In the clinical disease, morbidity can be seen in nearly 100% of the flock and mortality can range from 0% to over 50% with some very virulent IBDV (vvIBDV) strains. Immune suppression is presumably transient in the clinical disease.
The subclinical disease occurs when IBDV breaks through maternal immunity. The degree of immune suppression varies depending on the virulence of the virus strain and when the infection occurs. Immune suppression is greater the closer the infection occurs to hatch and because the birds are a young age, the immune suppression caused can be permanent. The IBDV strains that cause subclinical disease in the face of robust maternal immunity are usually antigenic mutant forms of the virus. These viruses have been called variants because they vary antigenically from known vaccine strains.

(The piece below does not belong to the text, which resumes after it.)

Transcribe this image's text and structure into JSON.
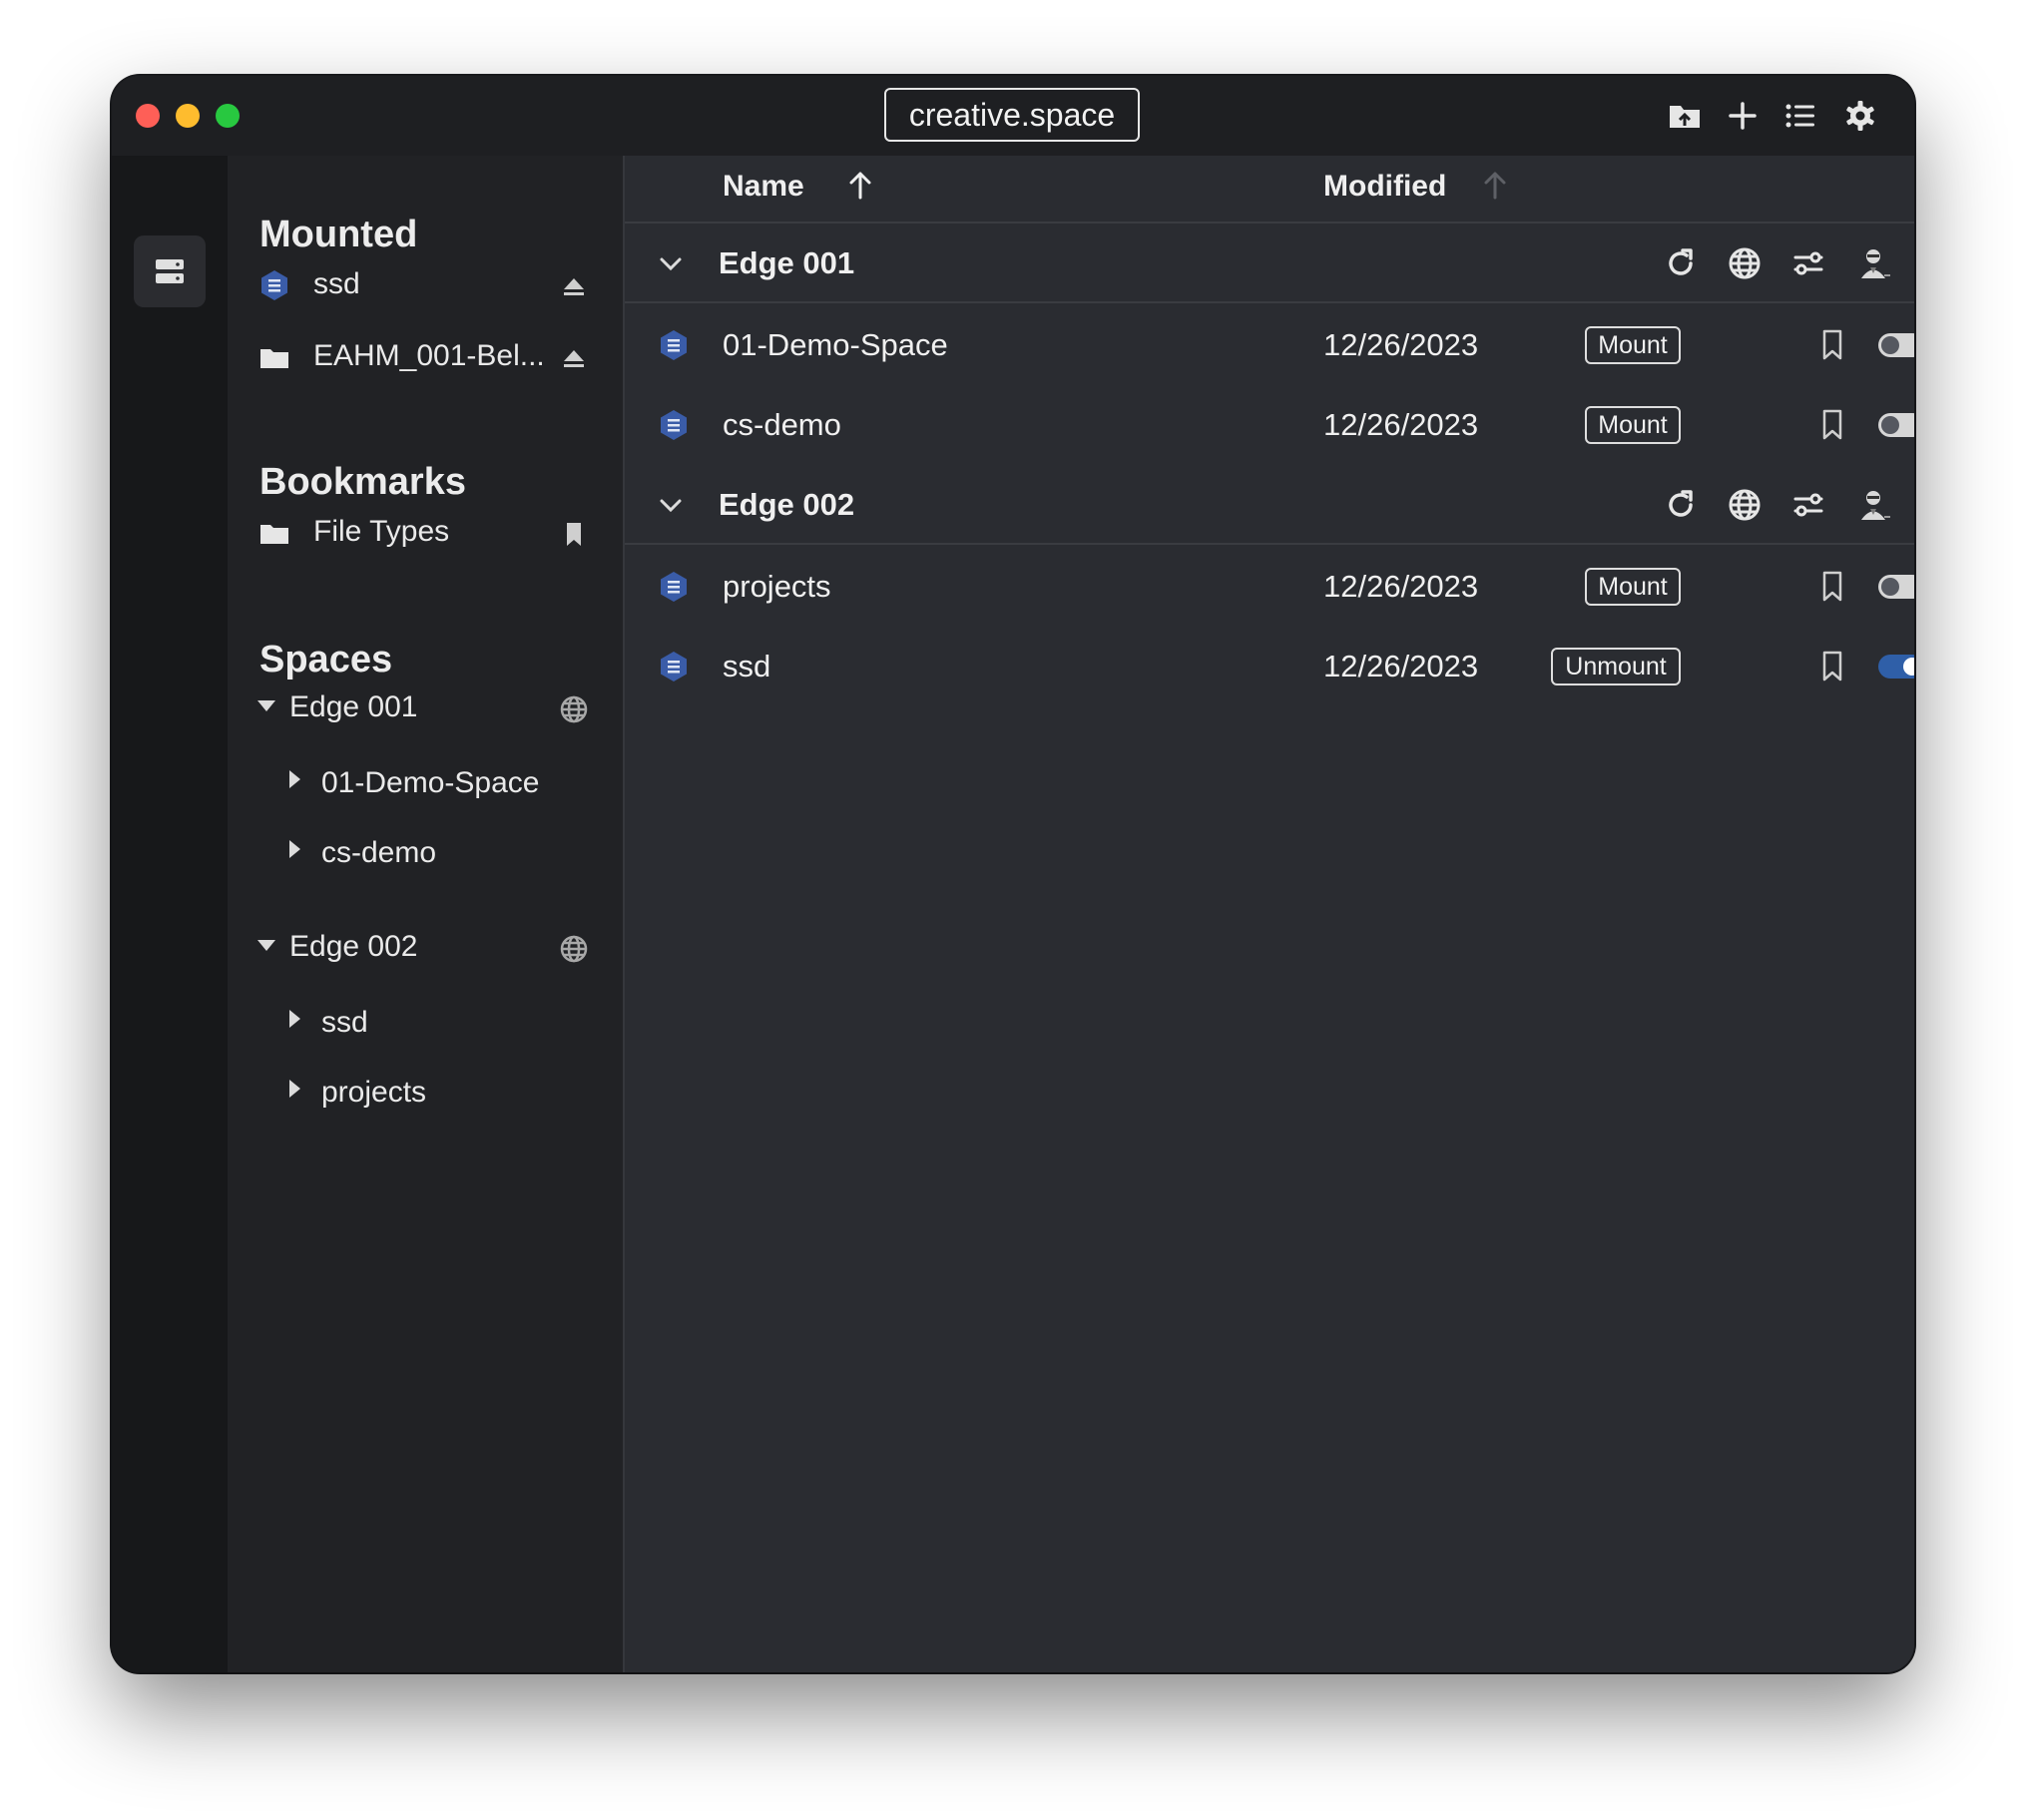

Gross lesions can be seen for the most part on the bursa of Fabricius. The bursa may be swollen, or show signs of hemorrhage. In some cases, however, no lesions are observed and the bursa shrinks in size.
Control of IBD
Infectious bursal disease virus is endemic throughout the world and is very stable in the environment. The virus is resistant to most disinfectants and thus control is only practical through the use of vaccination. Since it is important to protect chicks during the first weeks of life, breeder flocks are vaccinated so maternal immunity is passed to their progeny. The maternal immunity protects chickens from infection during the critical first two weeks of life when IBDV is capable of causing a permanent immune suppression.
Maternal immunity does not protect against the clinical form of IBD. Vaccination against the clinical form of the disease is practiced but its success can vary because timing the administration of the vaccine with the waning maternal immunity is difficult. In addition, antigenic variability among wild-type IBDV strains makes it important to select the most antigenically appropriate vaccine.
Worldwide distribution of IBDV
The actual distribution of variant IBDV strains around the world is difficult to ascertain because of the subclinical nature of the disease. These strains may go unreported because an appropriate diagnostic test was not available or the subclinical disease went unnoticed because the acute clinical form of the disease caused by vvIBDV was considered to be an economically more immediate problem. It is clear that antigenic variants of IBDV are widespread in the United States. These viruses have also been identified in Australia, Canada, Central America, South America, South Africa and more recently some European countries.
The vvIBDV strains can cause an acute clinical disease characterized by devastating mortality. The Office of International des Epizooties (OIE) estimates that IBD is present in more than 95% of the Member Countries. The acute clinical form of IBD caused by vvIBDV isolates has been observed in over 80% of these countries. It has been reported in Europe, Asia, Africa, South America, Central America and in 2009 vvIBDV was diagnosed in California, USA. We are not aware of any vvIBDV reports in Australia or New Zealand.